I had come up with a post earlier asking for suggestions for iems <2k. But, I suddenly feel the need to spend less on my iem

Cowon EM1 and SoundMagic ES18 both seem good(based on reviews). Please help me choose any one among the two. I dont want lots of bass. 

Even if there are any other IEMs with a bit neutral sound in the price range of 500-750, please let me know ASAP


----------



## ratul (Jul 12, 2013)

eS18 has best overall sound experience under <1k, though people skip it due to it's weak build quality, if you can overlook that, then it's the best musical experience..
can't say about cowon, but Sony MDR-EX100LP has got some good reviews...


----------



## nomadsorion (Jul 12, 2013)

Thanks a lot for your response. I have already used SM earlier and so I prefer it a bit more than others. But, is the build quality of ES18 really very bad? I mean, can the cable break/get cut easily?


----------



## sandynator (Jul 12, 2013)

nomadsorion said:


> Thanks a lot for your response. I have already used SM earlier and so I prefer it a bit more than others. But, is the build quality of ES18 really very bad? I mean, can the cable break/get cut easily?

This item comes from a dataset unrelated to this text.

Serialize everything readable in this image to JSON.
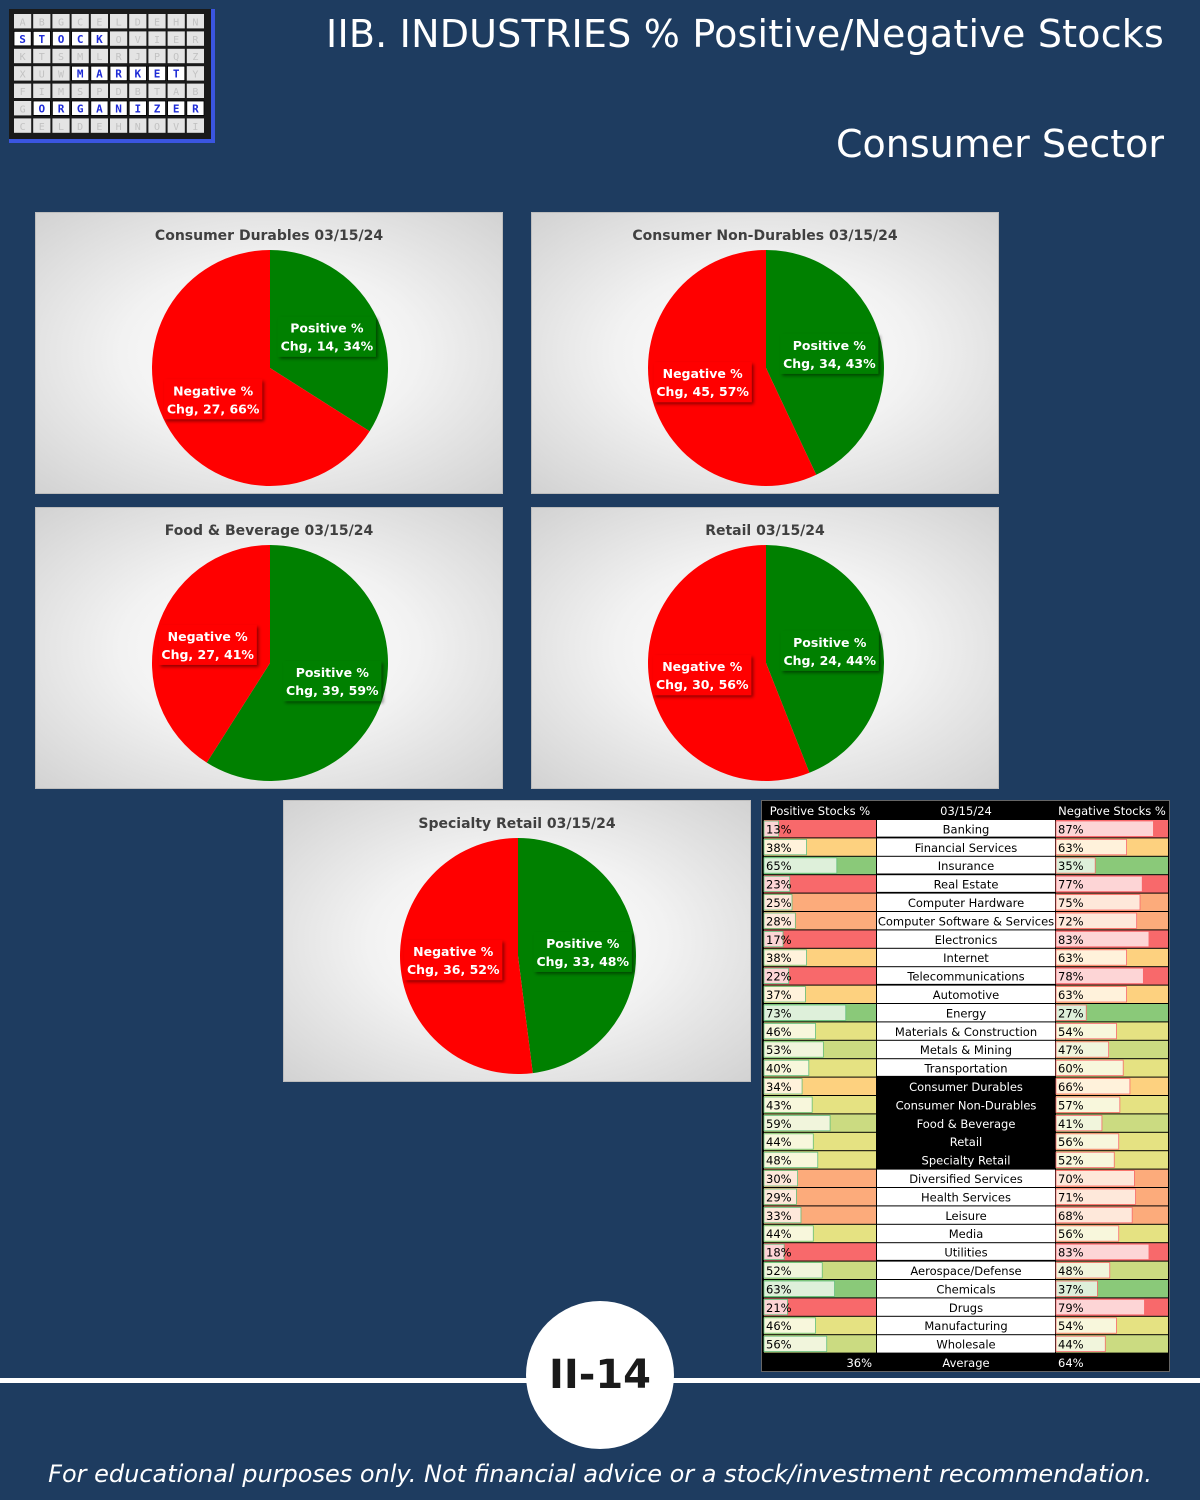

Best Possible neutral IEM for you would be 
*Soundmagic PL30 from proaudiohome @1190 after discount[apply SMPAH coupon]*
SoundMagic PL30 In-Ear Headphones

Also Consider Foll. IEM as per order
*Logitech UE 200 @900 INR*
Logitech Ultimate Ears UE 200 Noise-Isolating Earphone


*Audio Technica CLR100@ 636*
Audio Technica ATH-CLR100 BK In-the-ear Headphone - Audio Technica: Flipkart.com


JVC HA-FX34 Marshmallow @451.50 [Apply coupon JVC200] but only 3mnths warranty 
JVC Marshmallow HA-FX34


Overall Es18 is gr8 IEM but as per few of my frnds Cowon EM1 will be slight above it in delivering Mids & Highs. Do not have personal experience will have to compare it with my ES18. BTW Built of ES18 is ok ok types. if you take care properly it won't break easily.


----------



## vickybat (Jul 12, 2013)

How is audio technica CLR 100?? Anyone has any hands on experience with it?


----------



## sandynator (Jul 12, 2013)

vickybat said:


> How is audio technica CLR 100?? Anyone has any hands on experience with it?



Go through this thread. see if it helps you.
The discovery thread.! New JVC phones.PG787. Philips Fidelio S2. PG 724!! Basso PG601..

I was almost going to gift this to my Sis in law but at that time it was unavailable so had to settle for Logitech UE200.


----------